Increase Stride Angle
Stride angle is the maximum opening between the front and back upper legs when you run. It usually occurs during “toe off”, aka when your toes press off the ground. By observing Usain Bolt’s legendary starts, Prichard’s team at Somax discovered that for every degree a runner increases in stride angle, the length of your stride will increase two percent. Explaining to your kids to try to bring their front knee up higher as they run could help them turn on the jets.
Teach Them To Run With Their Knees and Elbows
Many runners try to increase stride length in hopes that it will help them reach their top speed, but Prichard says this is a common mistake and leads to overstriding. “Overstriding is reaching out with the lower leg to try and lengthen your stride,” says Prichard.
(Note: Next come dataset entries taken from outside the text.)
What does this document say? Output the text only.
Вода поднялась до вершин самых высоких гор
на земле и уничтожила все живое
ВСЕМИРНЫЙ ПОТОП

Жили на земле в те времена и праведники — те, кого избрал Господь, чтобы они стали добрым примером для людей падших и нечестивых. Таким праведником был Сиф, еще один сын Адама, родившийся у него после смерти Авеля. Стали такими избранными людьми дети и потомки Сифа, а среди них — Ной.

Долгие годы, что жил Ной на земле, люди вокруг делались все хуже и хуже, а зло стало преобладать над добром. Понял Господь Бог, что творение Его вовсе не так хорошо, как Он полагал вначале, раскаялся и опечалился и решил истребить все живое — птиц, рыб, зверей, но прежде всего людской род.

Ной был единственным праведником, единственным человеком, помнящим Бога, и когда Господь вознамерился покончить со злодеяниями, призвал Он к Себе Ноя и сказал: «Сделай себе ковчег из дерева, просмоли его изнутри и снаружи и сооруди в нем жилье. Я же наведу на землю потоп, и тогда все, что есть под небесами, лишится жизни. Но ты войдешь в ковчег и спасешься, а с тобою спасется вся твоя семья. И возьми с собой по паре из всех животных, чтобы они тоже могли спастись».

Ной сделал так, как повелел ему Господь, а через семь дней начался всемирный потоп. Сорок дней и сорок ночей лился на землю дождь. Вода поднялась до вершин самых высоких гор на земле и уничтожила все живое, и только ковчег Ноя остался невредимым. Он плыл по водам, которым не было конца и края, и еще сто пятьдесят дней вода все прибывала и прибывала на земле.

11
So how do you make sure your kid is increasing their stride angle without overstriding? Prichard says he teaches kids to “run with your knees and elbows instead of your feet and hands.”
Cut Down on Toe Lift
According to Prichard, this one of the most common mistakes runners make when trying to increase speed. “People will lift their toes when they are running and end up landing on their heels,” he says. It can lead to shin splints, because landing on the heel and move forward while the shin muscles are still contracted, causing tears in the muscles.
Stretch Your Shoulders
The shoulders are an essential but often overlooked part of a runner’s stretch. Why? Upper body torque or twisting the upper body while running puts runners at a huge disadvantage. That movement, per Prichard, is “mainly caused by stiffness in the shoulders.” Stretching your shoulders not only helps one move faster but also avoid injury.
Pay Mind To Chest and Stomach Flexibility
Runners run on oxygen. So taking in more oxygen is a key aspect of being able to dust opponents. Per Prichard, your oxygen intake while running “is mainly determined by how much flexibility you have in your chest and stomach.” What are some of the leading cause of tightness in these areas? According to Prichard, this stiffness often comes from bench press and sit ups. These exercises cause muscles become tight and “reduce the amount of air you can take in.” We doubt your kids are tossing steel, this is a good thing to know as they graduate from schoolyard races to track and field, football, or, well, any sport.